Getting Started

This guide will help you get started with supervisor-pydantic, a library that provides type-validated Pydantic models for supervisor configuration.

Installation

Install supervisor-pydantic using pip:

pip install supervisor-pydantic

Prerequisites

To actually run supervisor processes, you’ll need to have supervisord installed:

pip install supervisor

Quick Start

Creating a Basic Configuration

The simplest way to get started is with SupervisorConvenienceConfiguration, which provides sensible defaults:

from supervisor_pydantic import (
    SupervisorConvenienceConfiguration,
    ProgramConfiguration,
)

# Create a configuration with a single program
config = SupervisorConvenienceConfiguration(
    port="*:9001",
    working_dir="/tmp/my-supervisor",
    program={
        "my-worker": ProgramConfiguration(
            command="python worker.py",
        ),
    },
)

# Write the configuration file
config.write()

# Start supervisor
config.start(daemon=True)

# Check if it's running
if config.running():
    print("Supervisor is running!")

Using the Full Configuration

For more control, use SupervisorConfiguration directly:

from pathlib import Path
from supervisor_pydantic import (
    SupervisorConfiguration,
    SupervisordConfiguration,
    SupervisorctlConfiguration,
    InetHttpServerConfiguration,
    ProgramConfiguration,
)

config = SupervisorConfiguration(
    supervisord=SupervisordConfiguration(
        logfile=Path("/var/log/supervisord.log"),
        pidfile=Path("/var/run/supervisord.pid"),
    ),
    supervisorctl=SupervisorctlConfiguration(
        serverurl="http://localhost:9001",
    ),
    inet_http_server=InetHttpServerConfiguration(
        port="*:9001",
        username="admin",
        password="secret",
    ),
    program={
        "web-server": ProgramConfiguration(
            command="python -m http.server 8080",
            autostart=True,
            autorestart=True,
        ),
    },
    config_path=Path("/etc/supervisor/supervisord.conf"),
    working_dir=Path("/var/supervisor"),
)

# Generate the configuration file content
print(config.to_cfg())

# Write to disk
config.write()

Using the CLI

supervisor-pydantic includes a CLI for managing supervisor instances:

# Start supervisor with a configuration
_supervisor_convenience start-supervisor --cfg pydantic.json

# Check program status
_supervisor_convenience check-programs --cfg pydantic.json

# Stop all programs
_supervisor_convenience stop-programs --cfg pydantic.json

# Stop supervisor
_supervisor_convenience stop-supervisor --cfg pydantic.json

Note

This CLI should be considered work-in-progress, thus the underscore prefix

Next Steps

  • See the Examples for more detailed use cases

  • Check the API Reference for complete documentation of all configuration options

  • Learn about integration with other airflow-laminar libraries below

Integration with Other Libraries

supervisor-pydantic is designed to integrate seamlessly with other libraries in the airflow-laminar ecosystem:

airflow-supervisor

airflow-supervisor uses supervisor-pydantic to manage external processes as part of Airflow DAGs. It provides operators and sensors for starting, monitoring, and stopping supervised processes within your Airflow workflows.
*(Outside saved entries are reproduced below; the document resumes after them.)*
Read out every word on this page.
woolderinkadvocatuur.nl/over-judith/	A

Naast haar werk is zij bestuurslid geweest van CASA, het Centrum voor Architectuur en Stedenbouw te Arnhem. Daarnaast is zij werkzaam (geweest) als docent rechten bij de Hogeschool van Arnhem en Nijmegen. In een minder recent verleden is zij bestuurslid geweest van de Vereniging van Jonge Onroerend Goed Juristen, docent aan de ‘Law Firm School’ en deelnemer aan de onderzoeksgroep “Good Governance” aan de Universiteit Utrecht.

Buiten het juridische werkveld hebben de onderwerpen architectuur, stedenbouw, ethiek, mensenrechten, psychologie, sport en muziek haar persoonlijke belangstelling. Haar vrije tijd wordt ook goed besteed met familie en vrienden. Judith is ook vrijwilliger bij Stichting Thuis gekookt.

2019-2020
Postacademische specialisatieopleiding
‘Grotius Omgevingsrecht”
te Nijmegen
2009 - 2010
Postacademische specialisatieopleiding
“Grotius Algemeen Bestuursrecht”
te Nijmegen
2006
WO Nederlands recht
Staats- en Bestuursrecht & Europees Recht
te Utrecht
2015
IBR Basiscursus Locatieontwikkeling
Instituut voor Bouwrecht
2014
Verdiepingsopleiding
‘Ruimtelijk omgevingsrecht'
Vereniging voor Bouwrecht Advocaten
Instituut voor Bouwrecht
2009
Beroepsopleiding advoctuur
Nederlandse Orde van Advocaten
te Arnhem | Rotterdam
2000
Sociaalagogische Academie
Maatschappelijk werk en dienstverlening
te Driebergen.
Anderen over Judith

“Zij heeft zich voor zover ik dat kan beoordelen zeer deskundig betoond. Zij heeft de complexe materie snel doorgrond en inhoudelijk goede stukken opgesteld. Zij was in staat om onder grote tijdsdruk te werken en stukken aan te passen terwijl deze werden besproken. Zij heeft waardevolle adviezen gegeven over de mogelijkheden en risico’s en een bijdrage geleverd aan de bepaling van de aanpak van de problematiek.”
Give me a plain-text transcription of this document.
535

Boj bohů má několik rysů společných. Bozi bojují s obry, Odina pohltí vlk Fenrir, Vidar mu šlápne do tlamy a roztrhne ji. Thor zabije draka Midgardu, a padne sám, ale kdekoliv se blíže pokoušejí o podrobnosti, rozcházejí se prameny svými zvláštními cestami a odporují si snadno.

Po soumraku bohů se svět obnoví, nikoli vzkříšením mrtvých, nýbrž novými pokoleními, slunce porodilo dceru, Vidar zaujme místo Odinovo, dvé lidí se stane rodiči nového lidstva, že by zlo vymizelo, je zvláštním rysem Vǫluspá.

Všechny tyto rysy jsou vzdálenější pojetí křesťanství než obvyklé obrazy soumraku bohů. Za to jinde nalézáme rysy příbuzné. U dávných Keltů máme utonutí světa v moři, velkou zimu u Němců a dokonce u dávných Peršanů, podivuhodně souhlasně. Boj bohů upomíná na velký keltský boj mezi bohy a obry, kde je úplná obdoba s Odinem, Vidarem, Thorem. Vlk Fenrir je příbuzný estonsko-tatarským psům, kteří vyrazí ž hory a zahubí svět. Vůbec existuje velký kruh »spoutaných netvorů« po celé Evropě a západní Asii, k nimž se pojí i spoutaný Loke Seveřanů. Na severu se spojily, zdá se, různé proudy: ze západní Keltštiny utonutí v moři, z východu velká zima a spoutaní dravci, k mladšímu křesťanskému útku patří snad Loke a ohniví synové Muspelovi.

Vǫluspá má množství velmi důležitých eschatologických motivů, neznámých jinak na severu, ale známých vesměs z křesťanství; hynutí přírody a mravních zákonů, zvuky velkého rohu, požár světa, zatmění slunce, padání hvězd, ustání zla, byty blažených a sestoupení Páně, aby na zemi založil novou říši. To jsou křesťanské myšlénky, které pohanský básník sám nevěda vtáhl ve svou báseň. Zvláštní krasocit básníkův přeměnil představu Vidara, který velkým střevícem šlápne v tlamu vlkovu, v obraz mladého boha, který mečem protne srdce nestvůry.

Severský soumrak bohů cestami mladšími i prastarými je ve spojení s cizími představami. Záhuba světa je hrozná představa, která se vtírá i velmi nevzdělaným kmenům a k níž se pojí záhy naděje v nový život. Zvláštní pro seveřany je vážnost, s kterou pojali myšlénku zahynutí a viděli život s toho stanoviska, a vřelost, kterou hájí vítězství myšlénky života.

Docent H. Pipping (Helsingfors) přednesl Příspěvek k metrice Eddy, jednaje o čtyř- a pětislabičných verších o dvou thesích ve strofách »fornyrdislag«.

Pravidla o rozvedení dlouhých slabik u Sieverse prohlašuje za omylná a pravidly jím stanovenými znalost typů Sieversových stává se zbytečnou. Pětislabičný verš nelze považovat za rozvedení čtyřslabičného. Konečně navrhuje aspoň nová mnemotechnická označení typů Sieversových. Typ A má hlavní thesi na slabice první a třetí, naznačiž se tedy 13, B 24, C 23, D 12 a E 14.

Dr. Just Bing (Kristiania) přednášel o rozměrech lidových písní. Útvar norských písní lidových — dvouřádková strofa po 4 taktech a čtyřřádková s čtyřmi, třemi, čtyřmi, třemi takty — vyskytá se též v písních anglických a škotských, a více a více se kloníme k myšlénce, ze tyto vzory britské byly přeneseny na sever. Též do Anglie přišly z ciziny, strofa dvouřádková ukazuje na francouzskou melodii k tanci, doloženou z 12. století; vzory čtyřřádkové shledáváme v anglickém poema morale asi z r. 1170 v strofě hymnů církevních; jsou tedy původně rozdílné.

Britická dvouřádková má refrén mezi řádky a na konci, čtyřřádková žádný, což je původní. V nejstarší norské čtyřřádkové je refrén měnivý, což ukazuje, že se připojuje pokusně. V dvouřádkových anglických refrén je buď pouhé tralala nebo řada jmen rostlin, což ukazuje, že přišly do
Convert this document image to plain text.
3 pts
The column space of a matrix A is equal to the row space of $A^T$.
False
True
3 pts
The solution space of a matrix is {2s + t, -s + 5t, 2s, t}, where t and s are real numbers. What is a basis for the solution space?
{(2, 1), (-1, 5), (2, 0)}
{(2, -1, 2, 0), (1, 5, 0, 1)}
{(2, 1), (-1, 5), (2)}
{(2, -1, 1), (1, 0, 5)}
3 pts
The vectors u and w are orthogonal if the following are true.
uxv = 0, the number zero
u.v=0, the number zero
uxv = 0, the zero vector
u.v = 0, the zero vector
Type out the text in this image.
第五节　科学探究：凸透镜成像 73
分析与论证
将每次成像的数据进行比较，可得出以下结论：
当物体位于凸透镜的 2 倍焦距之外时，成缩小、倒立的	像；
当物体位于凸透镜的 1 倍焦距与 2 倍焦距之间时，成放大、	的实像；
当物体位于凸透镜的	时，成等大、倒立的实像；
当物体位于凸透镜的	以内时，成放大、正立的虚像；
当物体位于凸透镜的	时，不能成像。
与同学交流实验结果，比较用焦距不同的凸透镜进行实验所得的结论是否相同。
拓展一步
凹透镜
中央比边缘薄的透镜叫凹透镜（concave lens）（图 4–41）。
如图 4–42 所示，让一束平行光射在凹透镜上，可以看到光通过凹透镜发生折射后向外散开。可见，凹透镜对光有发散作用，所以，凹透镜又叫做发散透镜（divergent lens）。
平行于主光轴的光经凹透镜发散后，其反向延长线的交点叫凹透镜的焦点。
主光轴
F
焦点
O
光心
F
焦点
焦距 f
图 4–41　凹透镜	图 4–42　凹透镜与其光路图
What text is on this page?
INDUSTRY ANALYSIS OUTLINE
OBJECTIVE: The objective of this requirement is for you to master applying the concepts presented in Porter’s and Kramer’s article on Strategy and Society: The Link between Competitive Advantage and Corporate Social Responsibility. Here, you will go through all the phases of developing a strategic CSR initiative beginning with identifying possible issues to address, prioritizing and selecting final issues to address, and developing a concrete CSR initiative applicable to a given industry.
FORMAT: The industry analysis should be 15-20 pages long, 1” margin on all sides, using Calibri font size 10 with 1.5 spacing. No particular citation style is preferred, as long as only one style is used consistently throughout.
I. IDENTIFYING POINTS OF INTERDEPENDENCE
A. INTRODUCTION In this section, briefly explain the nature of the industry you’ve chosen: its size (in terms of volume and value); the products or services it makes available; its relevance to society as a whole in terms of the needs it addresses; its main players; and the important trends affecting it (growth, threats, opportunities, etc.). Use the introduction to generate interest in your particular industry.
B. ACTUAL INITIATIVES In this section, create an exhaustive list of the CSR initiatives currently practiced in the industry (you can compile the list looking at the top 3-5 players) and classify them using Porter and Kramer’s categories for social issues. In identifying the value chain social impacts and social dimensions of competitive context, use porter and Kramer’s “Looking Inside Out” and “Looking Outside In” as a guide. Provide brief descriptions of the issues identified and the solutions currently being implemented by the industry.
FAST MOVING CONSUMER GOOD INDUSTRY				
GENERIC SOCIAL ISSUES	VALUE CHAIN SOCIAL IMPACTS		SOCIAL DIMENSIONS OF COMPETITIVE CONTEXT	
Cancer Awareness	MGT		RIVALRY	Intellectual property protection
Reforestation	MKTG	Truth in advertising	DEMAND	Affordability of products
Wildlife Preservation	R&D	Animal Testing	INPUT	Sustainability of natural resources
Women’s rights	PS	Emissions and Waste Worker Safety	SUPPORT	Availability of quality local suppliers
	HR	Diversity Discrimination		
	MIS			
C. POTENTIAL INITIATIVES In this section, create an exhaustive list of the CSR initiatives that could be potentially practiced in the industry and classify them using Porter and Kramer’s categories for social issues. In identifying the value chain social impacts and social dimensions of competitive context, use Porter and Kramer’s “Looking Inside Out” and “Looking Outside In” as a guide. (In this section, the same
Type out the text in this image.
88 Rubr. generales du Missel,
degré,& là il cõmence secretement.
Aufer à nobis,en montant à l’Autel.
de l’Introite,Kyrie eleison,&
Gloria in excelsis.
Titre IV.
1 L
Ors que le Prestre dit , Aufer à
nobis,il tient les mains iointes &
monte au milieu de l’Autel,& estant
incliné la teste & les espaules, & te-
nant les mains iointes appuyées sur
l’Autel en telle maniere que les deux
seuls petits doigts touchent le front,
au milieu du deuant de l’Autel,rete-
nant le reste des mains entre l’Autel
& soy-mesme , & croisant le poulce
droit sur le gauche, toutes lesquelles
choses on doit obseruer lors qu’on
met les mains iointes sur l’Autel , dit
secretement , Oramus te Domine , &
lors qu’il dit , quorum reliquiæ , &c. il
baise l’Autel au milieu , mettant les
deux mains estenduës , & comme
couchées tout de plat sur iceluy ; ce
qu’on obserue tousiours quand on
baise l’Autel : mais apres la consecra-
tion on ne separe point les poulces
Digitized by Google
from airflow_supervisor import SupervisorOperator

# Use supervisor-pydantic configuration in Airflow
operator = SupervisorOperator(
    task_id="start_worker",
    configuration=SupervisorConvenienceConfiguration(...),
)

airflow-config

airflow-config provides configuration management for Airflow. You can use supervisor configurations within your Airflow workflows that are managed by airflow-config.

See the documentation for each library for more details on integration patterns.